A medida que los pensamientos fluían, comenzó a mover la cabeza como si estuviese sufriendo un ataque de histeria. Las lágrimas acudieron a sus ojos. Extendió las manos en busca de ayuda, aun cuando su garganta era incapaz de solicitarla. De forma borrosa captó la figura de Dowd, que la miraba impasible de pie junto a la mesa, con la mano encima de la muñeca herida. Le dio la espalda, aterrada por la posibilidad de ahogarse con su propia lengua o de romperse la cabeza si se caía, ya que tenía plena conciencia de que él ni siquiera trataría de ayudarla. Quiso gritar para llamar a Oscar, pero lo único que brotó de sus labios fue un gemido entrecortado. Se tambaleó hacia delante, con la cabeza todavía a punto de estallar, y, al hacerlo, vio a Oscar que atravesaba el pasillo para ir a su encuentro. Extendió los brazos hacia él y sintió sus manos tratando de impedir que cayera. No lo consiguió.

2

Estaba a su lado cuando se despertó. Judith no se encontraba en la estrecha cama que le habían asignado las pasadas noches, sino en el enorme lecho de cuatro postes de la habitación de Oscar; una cama que ella había llegado a considerar también como suya. No lo era, por supuesto. Su verdadero dueño era el hombre cuyo retrato al óleo había recordado en medio de su ataque de histeria: lord Godolphin,
el Loco,
que colgaba por encima de las almohadas sobre las que Judith descansaba y que se hallaba sentado a su lado, en una versión posterior, acariciando su mano y diciéndole cuánto la amaba. Tan pronto como recuperó la consciencia y sintió su tacto, se alejó de él.

—No soy… un cachorro —se esforzó por decir—. No puedes limitarte a… acariciarme… cuando te conviene.

Oscar pareció horrorizarse por sus palabras.
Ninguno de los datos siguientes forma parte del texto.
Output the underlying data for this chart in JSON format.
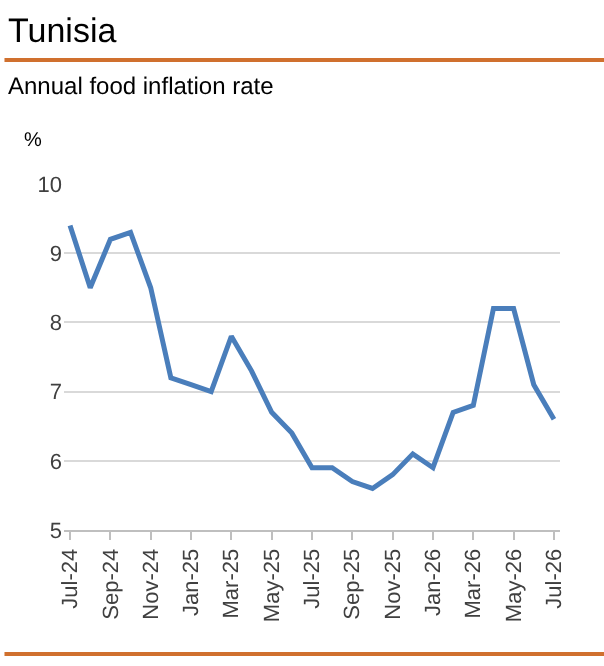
{
  "chart_data": {
    "type": "line",
    "title": "Tunisia",
    "subtitle": "Annual food inflation rate",
    "ylabel": "%",
    "categories": [
      "Jul-24",
      null,
      "Sep-24",
      null,
      "Nov-24",
      null,
      "Jan-25",
      null,
      "Mar-25",
      null,
      "May-25",
      null,
      "Jul-25",
      null,
      "Sep-25",
      null,
      "Nov-25",
      null,
      "Jan-26",
      null,
      "Mar-26",
      null,
      "May-26",
      null,
      "Jul-26"
    ],
    "series": [
      {
        "color": "#4a7ebb",
        "values": [
          9.4,
          8.5,
          9.2,
          9.3,
          8.5,
          7.2,
          7.1,
          7.0,
          7.8,
          7.3,
          6.7,
          6.4,
          5.9,
          5.9,
          5.7,
          5.6,
          5.8,
          6.1,
          5.9,
          6.7,
          6.8,
          8.2,
          8.2,
          7.1,
          6.6
        ]
      }
    ],
    "ylim": [
      5,
      10
    ],
    "yticks": [
      5,
      6,
      7,
      8,
      9,
      10
    ],
    "grid": "y",
    "legend": false,
    "marker": "none",
    "line_style": "solid"
  }
}
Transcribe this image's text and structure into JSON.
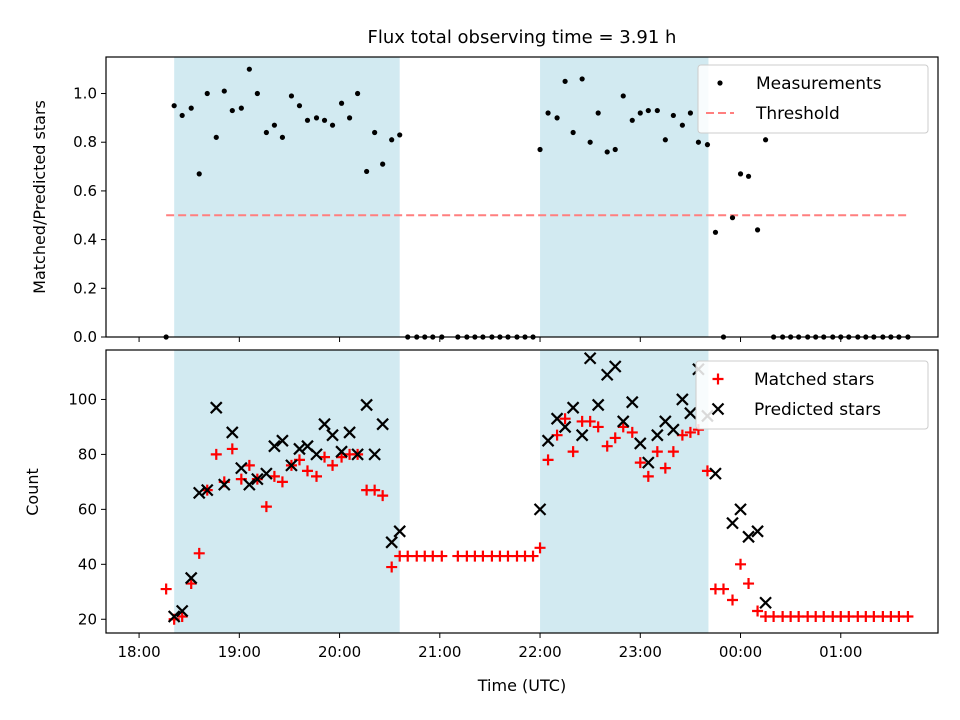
{
  "title": "Flux total observing time = 3.91 h",
  "colors": {
    "shade": "#add8e6",
    "measurement": "#000000",
    "threshold": "#ff7f7f",
    "matched": "#ff0000",
    "predicted": "#000000"
  },
  "x_axis": {
    "label": "Time (UTC)",
    "ticks": [
      {
        "t": 0.0,
        "label": "18:00"
      },
      {
        "t": 1.0,
        "label": "19:00"
      },
      {
        "t": 2.0,
        "label": "20:00"
      },
      {
        "t": 3.0,
        "label": "21:00"
      },
      {
        "t": 4.0,
        "label": "22:00"
      },
      {
        "t": 5.0,
        "label": "23:00"
      },
      {
        "t": 6.0,
        "label": "00:00"
      },
      {
        "t": 7.0,
        "label": "01:00"
      }
    ]
  },
  "chart_data": [
    {
      "type": "scatter",
      "title": "Flux total observing time = 3.91 h",
      "xlabel": "Time (UTC)",
      "ylabel": "Matched/Predicted stars",
      "xlim": [
        -0.33,
        7.97
      ],
      "ylim": [
        0,
        1.15
      ],
      "yticks": [
        {
          "v": 0.0,
          "label": "0.0"
        },
        {
          "v": 0.2,
          "label": "0.2"
        },
        {
          "v": 0.4,
          "label": "0.4"
        },
        {
          "v": 0.6,
          "label": "0.6"
        },
        {
          "v": 0.8,
          "label": "0.8"
        },
        {
          "v": 1.0,
          "label": "1.0"
        }
      ],
      "legend_position": "top-right",
      "legend": [
        {
          "label": "Measurements",
          "marker": "dot"
        },
        {
          "label": "Threshold",
          "marker": "dash"
        }
      ],
      "shaded_intervals": [
        [
          0.35,
          2.6
        ],
        [
          4.0,
          5.68
        ]
      ],
      "threshold": {
        "value": 0.5,
        "x_range": [
          0.27,
          7.67
        ]
      },
      "series": [
        {
          "name": "Measurements",
          "points": [
            [
              0.27,
              0.0
            ],
            [
              0.35,
              0.95
            ],
            [
              0.43,
              0.91
            ],
            [
              0.52,
              0.94
            ],
            [
              0.6,
              0.67
            ],
            [
              0.68,
              1.0
            ],
            [
              0.77,
              0.82
            ],
            [
              0.85,
              1.01
            ],
            [
              0.93,
              0.93
            ],
            [
              1.02,
              0.94
            ],
            [
              1.1,
              1.1
            ],
            [
              1.18,
              1.0
            ],
            [
              1.27,
              0.84
            ],
            [
              1.35,
              0.87
            ],
            [
              1.43,
              0.82
            ],
            [
              1.52,
              0.99
            ],
            [
              1.6,
              0.95
            ],
            [
              1.68,
              0.89
            ],
            [
              1.77,
              0.9
            ],
            [
              1.85,
              0.89
            ],
            [
              1.93,
              0.87
            ],
            [
              2.02,
              0.96
            ],
            [
              2.1,
              0.9
            ],
            [
              2.18,
              1.0
            ],
            [
              2.27,
              0.68
            ],
            [
              2.35,
              0.84
            ],
            [
              2.43,
              0.71
            ],
            [
              2.52,
              0.81
            ],
            [
              2.6,
              0.83
            ],
            [
              2.68,
              0.0
            ],
            [
              2.77,
              0.0
            ],
            [
              2.85,
              0.0
            ],
            [
              2.93,
              0.0
            ],
            [
              3.02,
              0.0
            ],
            [
              3.18,
              0.0
            ],
            [
              3.27,
              0.0
            ],
            [
              3.35,
              0.0
            ],
            [
              3.43,
              0.0
            ],
            [
              3.52,
              0.0
            ],
            [
              3.6,
              0.0
            ],
            [
              3.68,
              0.0
            ],
            [
              3.77,
              0.0
            ],
            [
              3.85,
              0.0
            ],
            [
              3.93,
              0.0
            ],
            [
              4.0,
              0.77
            ],
            [
              4.08,
              0.92
            ],
            [
              4.17,
              0.9
            ],
            [
              4.25,
              1.05
            ],
            [
              4.33,
              0.84
            ],
            [
              4.42,
              1.06
            ],
            [
              4.5,
              0.8
            ],
            [
              4.58,
              0.92
            ],
            [
              4.67,
              0.76
            ],
            [
              4.75,
              0.77
            ],
            [
              4.83,
              0.99
            ],
            [
              4.92,
              0.89
            ],
            [
              5.0,
              0.92
            ],
            [
              5.08,
              0.93
            ],
            [
              5.17,
              0.93
            ],
            [
              5.25,
              0.81
            ],
            [
              5.33,
              0.91
            ],
            [
              5.42,
              0.87
            ],
            [
              5.5,
              0.92
            ],
            [
              5.58,
              0.8
            ],
            [
              5.67,
              0.79
            ],
            [
              5.75,
              0.43
            ],
            [
              5.83,
              0.0
            ],
            [
              5.92,
              0.49
            ],
            [
              6.0,
              0.67
            ],
            [
              6.08,
              0.66
            ],
            [
              6.17,
              0.44
            ],
            [
              6.25,
              0.81
            ],
            [
              6.33,
              0.0
            ],
            [
              6.42,
              0.0
            ],
            [
              6.5,
              0.0
            ],
            [
              6.58,
              0.0
            ],
            [
              6.67,
              0.0
            ],
            [
              6.75,
              0.0
            ],
            [
              6.83,
              0.0
            ],
            [
              6.92,
              0.0
            ],
            [
              7.0,
              0.0
            ],
            [
              7.08,
              0.0
            ],
            [
              7.17,
              0.0
            ],
            [
              7.25,
              0.0
            ],
            [
              7.33,
              0.0
            ],
            [
              7.42,
              0.0
            ],
            [
              7.5,
              0.0
            ],
            [
              7.58,
              0.0
            ],
            [
              7.67,
              0.0
            ]
          ]
        }
      ]
    },
    {
      "type": "scatter",
      "xlabel": "Time (UTC)",
      "ylabel": "Count",
      "xlim": [
        -0.33,
        7.97
      ],
      "ylim": [
        15,
        118
      ],
      "yticks": [
        {
          "v": 20,
          "label": "20"
        },
        {
          "v": 40,
          "label": "40"
        },
        {
          "v": 60,
          "label": "60"
        },
        {
          "v": 80,
          "label": "80"
        },
        {
          "v": 100,
          "label": "100"
        }
      ],
      "legend_position": "top-right",
      "legend": [
        {
          "label": "Matched stars",
          "marker": "plus"
        },
        {
          "label": "Predicted stars",
          "marker": "x"
        }
      ],
      "shaded_intervals": [
        [
          0.35,
          2.6
        ],
        [
          4.0,
          5.68
        ]
      ],
      "series": [
        {
          "name": "Matched stars",
          "marker": "plus",
          "points": [
            [
              0.27,
              31
            ],
            [
              0.35,
              20
            ],
            [
              0.43,
              21
            ],
            [
              0.52,
              33
            ],
            [
              0.6,
              44
            ],
            [
              0.68,
              67
            ],
            [
              0.77,
              80
            ],
            [
              0.85,
              70
            ],
            [
              0.93,
              82
            ],
            [
              1.02,
              71
            ],
            [
              1.1,
              76
            ],
            [
              1.18,
              71
            ],
            [
              1.27,
              61
            ],
            [
              1.35,
              72
            ],
            [
              1.43,
              70
            ],
            [
              1.52,
              76
            ],
            [
              1.6,
              78
            ],
            [
              1.68,
              74
            ],
            [
              1.77,
              72
            ],
            [
              1.85,
              79
            ],
            [
              1.93,
              76
            ],
            [
              2.02,
              79
            ],
            [
              2.1,
              80
            ],
            [
              2.18,
              80
            ],
            [
              2.27,
              67
            ],
            [
              2.35,
              67
            ],
            [
              2.43,
              65
            ],
            [
              2.52,
              39
            ],
            [
              2.6,
              43
            ],
            [
              2.68,
              43
            ],
            [
              2.77,
              43
            ],
            [
              2.85,
              43
            ],
            [
              2.93,
              43
            ],
            [
              3.02,
              43
            ],
            [
              3.18,
              43
            ],
            [
              3.27,
              43
            ],
            [
              3.35,
              43
            ],
            [
              3.43,
              43
            ],
            [
              3.52,
              43
            ],
            [
              3.6,
              43
            ],
            [
              3.68,
              43
            ],
            [
              3.77,
              43
            ],
            [
              3.85,
              43
            ],
            [
              3.93,
              43
            ],
            [
              4.0,
              46
            ],
            [
              4.08,
              78
            ],
            [
              4.17,
              87
            ],
            [
              4.25,
              93
            ],
            [
              4.33,
              81
            ],
            [
              4.42,
              92
            ],
            [
              4.5,
              92
            ],
            [
              4.58,
              90
            ],
            [
              4.67,
              83
            ],
            [
              4.75,
              86
            ],
            [
              4.83,
              90
            ],
            [
              4.92,
              88
            ],
            [
              5.0,
              77
            ],
            [
              5.08,
              72
            ],
            [
              5.17,
              81
            ],
            [
              5.25,
              75
            ],
            [
              5.33,
              81
            ],
            [
              5.42,
              87
            ],
            [
              5.5,
              88
            ],
            [
              5.58,
              89
            ],
            [
              5.67,
              74
            ],
            [
              5.75,
              31
            ],
            [
              5.83,
              31
            ],
            [
              5.92,
              27
            ],
            [
              6.0,
              40
            ],
            [
              6.08,
              33
            ],
            [
              6.17,
              23
            ],
            [
              6.25,
              21
            ],
            [
              6.33,
              21
            ],
            [
              6.42,
              21
            ],
            [
              6.5,
              21
            ],
            [
              6.58,
              21
            ],
            [
              6.67,
              21
            ],
            [
              6.75,
              21
            ],
            [
              6.83,
              21
            ],
            [
              6.92,
              21
            ],
            [
              7.0,
              21
            ],
            [
              7.08,
              21
            ],
            [
              7.17,
              21
            ],
            [
              7.25,
              21
            ],
            [
              7.33,
              21
            ],
            [
              7.42,
              21
            ],
            [
              7.5,
              21
            ],
            [
              7.58,
              21
            ],
            [
              7.67,
              21
            ]
          ]
        },
        {
          "name": "Predicted stars",
          "marker": "x",
          "points": [
            [
              0.35,
              21
            ],
            [
              0.43,
              23
            ],
            [
              0.52,
              35
            ],
            [
              0.6,
              66
            ],
            [
              0.68,
              67
            ],
            [
              0.77,
              97
            ],
            [
              0.85,
              69
            ],
            [
              0.93,
              88
            ],
            [
              1.02,
              75
            ],
            [
              1.1,
              69
            ],
            [
              1.18,
              71
            ],
            [
              1.27,
              73
            ],
            [
              1.35,
              83
            ],
            [
              1.43,
              85
            ],
            [
              1.52,
              76
            ],
            [
              1.6,
              82
            ],
            [
              1.68,
              83
            ],
            [
              1.77,
              80
            ],
            [
              1.85,
              91
            ],
            [
              1.93,
              87
            ],
            [
              2.02,
              81
            ],
            [
              2.1,
              88
            ],
            [
              2.18,
              80
            ],
            [
              2.27,
              98
            ],
            [
              2.35,
              80
            ],
            [
              2.43,
              91
            ],
            [
              2.52,
              48
            ],
            [
              2.6,
              52
            ],
            [
              4.0,
              60
            ],
            [
              4.08,
              85
            ],
            [
              4.17,
              93
            ],
            [
              4.25,
              90
            ],
            [
              4.33,
              97
            ],
            [
              4.42,
              87
            ],
            [
              4.5,
              115
            ],
            [
              4.58,
              98
            ],
            [
              4.67,
              109
            ],
            [
              4.75,
              112
            ],
            [
              4.83,
              92
            ],
            [
              4.92,
              99
            ],
            [
              5.0,
              84
            ],
            [
              5.08,
              77
            ],
            [
              5.17,
              87
            ],
            [
              5.25,
              92
            ],
            [
              5.33,
              89
            ],
            [
              5.42,
              100
            ],
            [
              5.5,
              95
            ],
            [
              5.58,
              111
            ],
            [
              5.67,
              94
            ],
            [
              5.75,
              73
            ],
            [
              5.92,
              55
            ],
            [
              6.0,
              60
            ],
            [
              6.08,
              50
            ],
            [
              6.17,
              52
            ],
            [
              6.25,
              26
            ]
          ]
        }
      ]
    }
  ]
}
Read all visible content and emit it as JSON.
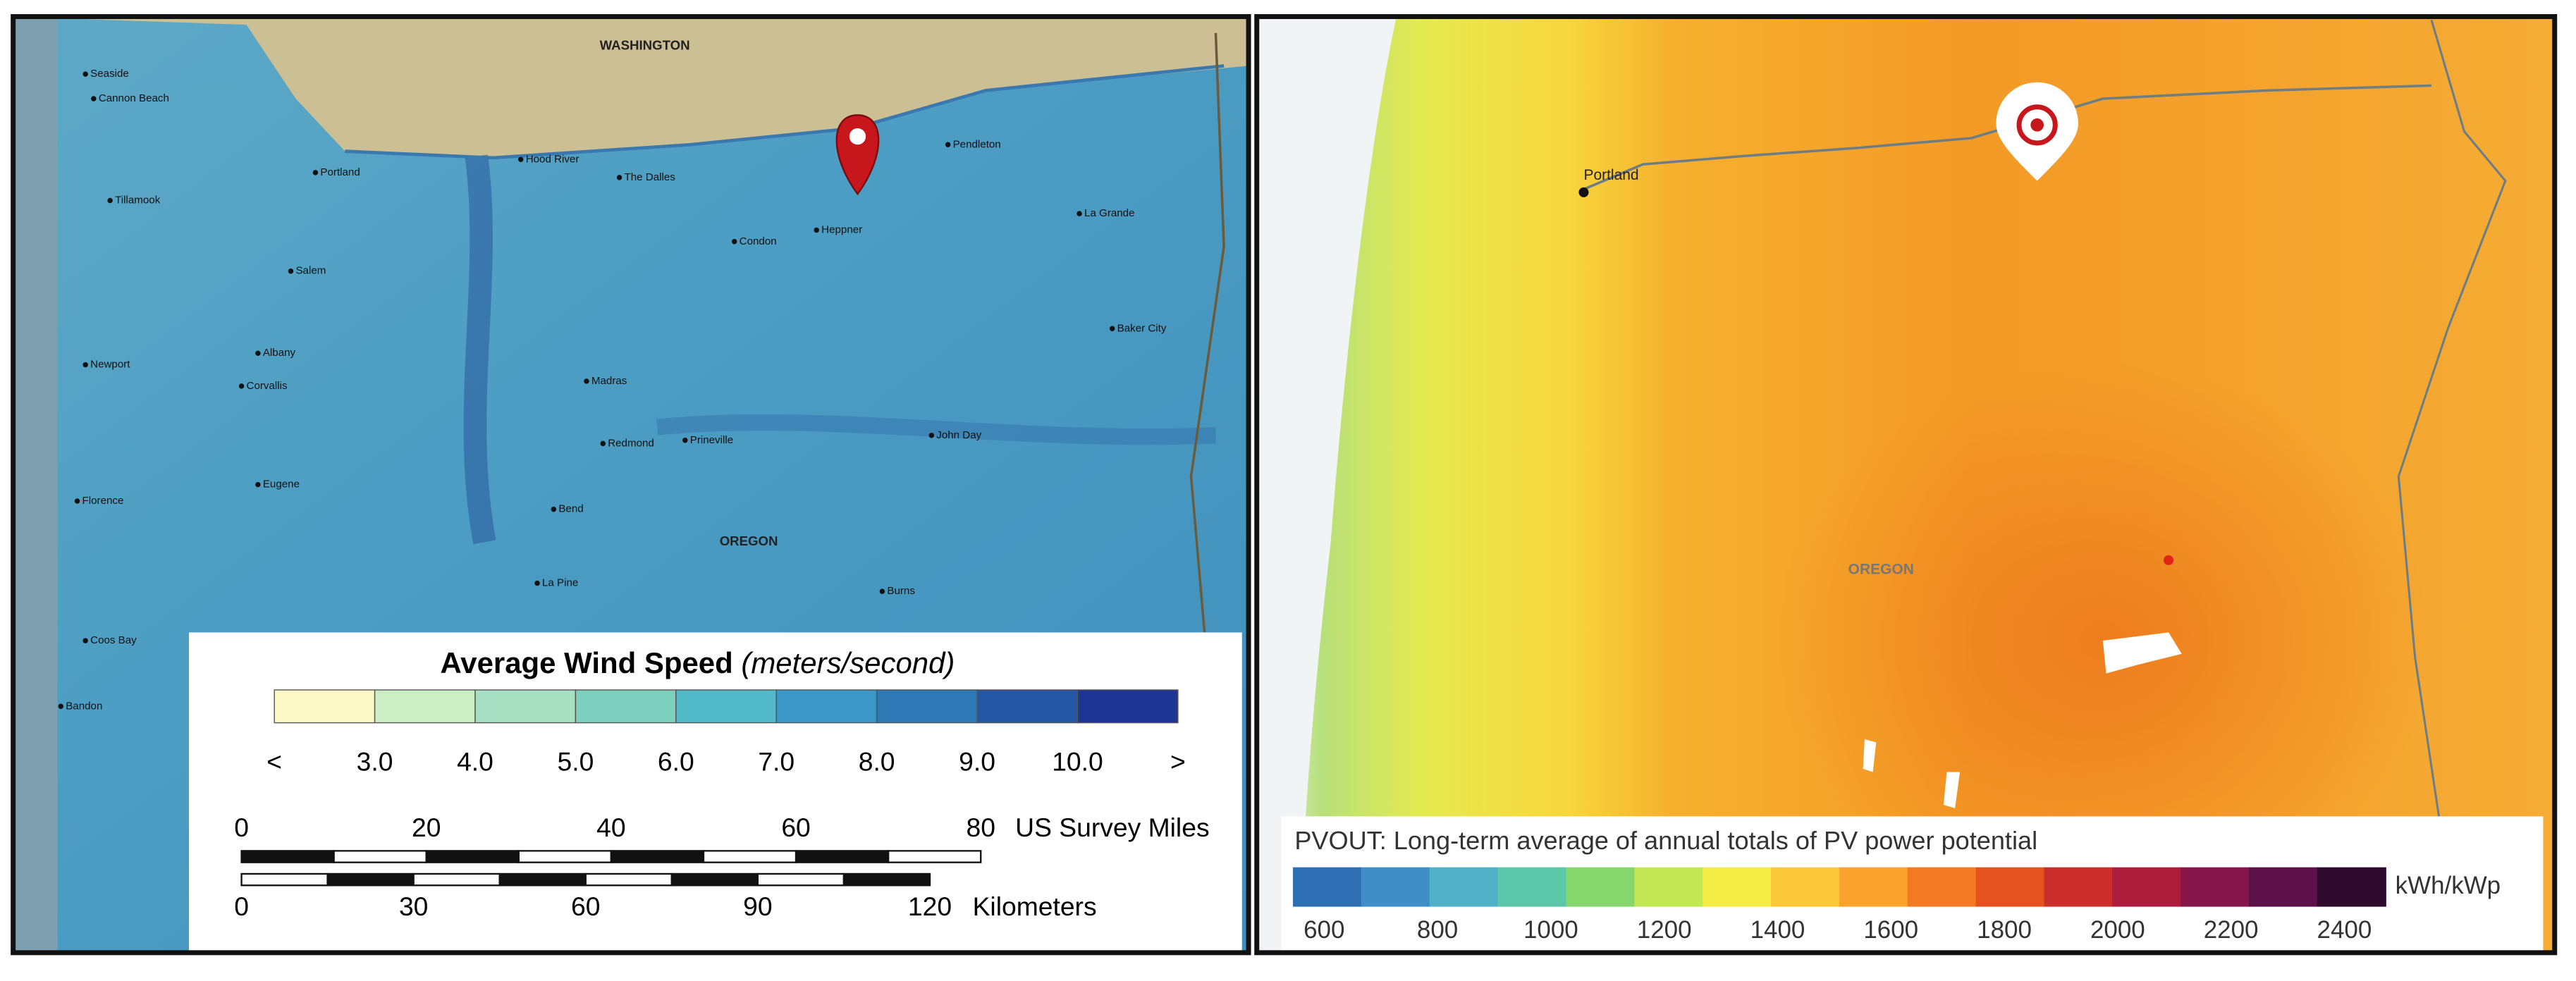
{
  "left_map": {
    "labels": {
      "washington": "WASHINGTON",
      "oregon": "OREGON",
      "cities": [
        "Seaside",
        "Cannon Beach",
        "Tillamook",
        "Newport",
        "Florence",
        "Coos Bay",
        "Bandon",
        "Portland",
        "Salem",
        "Albany",
        "Corvallis",
        "Eugene",
        "Hood River",
        "The Dalles",
        "Condon",
        "Heppner",
        "Pendleton",
        "La Grande",
        "Baker City",
        "John Day",
        "Madras",
        "Redmond",
        "Prineville",
        "Bend",
        "La Pine",
        "Burns"
      ]
    },
    "legend": {
      "title": "Average Wind Speed",
      "title_unit": "(meters/second)",
      "colors": [
        "#fdf8c8",
        "#cdeec4",
        "#a6dfc1",
        "#7fcfbf",
        "#52b9c8",
        "#3b98c6",
        "#2f78b6",
        "#2656a6",
        "#1f3593"
      ],
      "tick_labels": [
        "<",
        "3.0",
        "4.0",
        "5.0",
        "6.0",
        "7.0",
        "8.0",
        "9.0",
        "10.0",
        ">"
      ]
    },
    "scale_bar": {
      "miles_ticks": [
        "0",
        "20",
        "40",
        "60",
        "80"
      ],
      "miles_unit": "US Survey Miles",
      "km_ticks": [
        "0",
        "30",
        "60",
        "90",
        "120"
      ],
      "km_unit": "Kilometers"
    }
  },
  "right_map": {
    "labels": {
      "city": "Portland",
      "state": "OREGON"
    },
    "legend": {
      "title": "PVOUT: Long-term average of annual totals of PV power potential",
      "unit": "kWh/kWp",
      "tick_labels": [
        "600",
        "800",
        "1000",
        "1200",
        "1400",
        "1600",
        "1800",
        "2000",
        "2200",
        "2400"
      ],
      "colors": [
        "#2f6fb3",
        "#3f8fc6",
        "#4fb0c8",
        "#5cc6a8",
        "#86d66e",
        "#c3e655",
        "#f2ec45",
        "#fbc93a",
        "#f9a22c",
        "#f27a22",
        "#e4521f",
        "#cc2e2b",
        "#ab1d3b",
        "#86164a",
        "#5c1148",
        "#2e0a2c"
      ]
    }
  }
}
—Te ofrezco mis más sinceras disculpas —le dijo con la mayor formalidad—. No tengo excusa. Permití que los asuntos de la Sociedad se impusieran a la necesidad de comprenderte y cuidarte. Fue un error imperdonable. También ha sido culpa de

Dowd, por supuesto, que no dejaba de susurrarme todo tipo de cosas… ¿Ha sido muy cruel?

—El cruel has sido tú.

—No hice nada de forma intencionada. Por favor, al menos créeme en ese punto.

—Me mentiste una y otra vez —le contestó mientras intentaba sentarse en la cama—. Sabes cosas sobre mí que yo desconozco. ¿Por qué no las compartiste conmigo? No soy una niña.

—Acabas de sufrir un ataque de histeria —le dijo Oscar—. ¿Te había pasado alguna vez?

—No.

—Como ves, es mejor dejar ciertas cosas en paz.

—Demasiado tarde —replicó—. He sufrido un ataque y he sobrevivido. Estoy más que preparada para conocer el secreto, sea cual sea. —Levantó la vista hacia Joshua—. Tiene que ver con él, ¿verdad? Tiene algún tipo de poder sobre ti.

—No sobre mí…

—¡Embustero! ¡Eres un embustero! —le gritó al tiempo que apartaba las sábanas y se ponía de rodillas para poder mirar a la cara a aquel mentiroso—. ¿Cómo puedes decir que me amas y luego mentirme? ¿Por qué no confías en mí?

—Te he contado más de lo que jamás le he dicho a nadie y, sin embargo, luego descubro que has tramado algo contra la Sociedad.

—He hecho algo más que tramar —dijo al recordar el viaje al sótano de la torre.

Una vez más, se planteó la posibilidad de contarle lo que había visto, pero la advertencia de Clara evitó que fuera más allá. «No puedes salvar a Celestine y disfrutar del amor de Godolphin al mismo tiempo», le había dicho, «vas a escarbar en los cimientos de su familia y su fe». Tenía razón. En aquel instante, lo comprendió con mayor claridad que nunca. Si le contaba lo que sabía, por más placentera que fuera la confesión, ¿podría tener la certeza de que, a la postre, Oscar no se pondría de parte de sus antepasados y utilizaría ese conocimiento contra ella? ¿Acaso la muerte de Clara y el sufrimiento de Celestine tendrían entonces algún valor? Ella era el único ser que las representaba en el mundo de los vivos, y no tenía derecho a jugar con sus sacrificios.

—¿Qué has hecho además de tramar? —inquirió Oscar—. ¿Qué has hecho?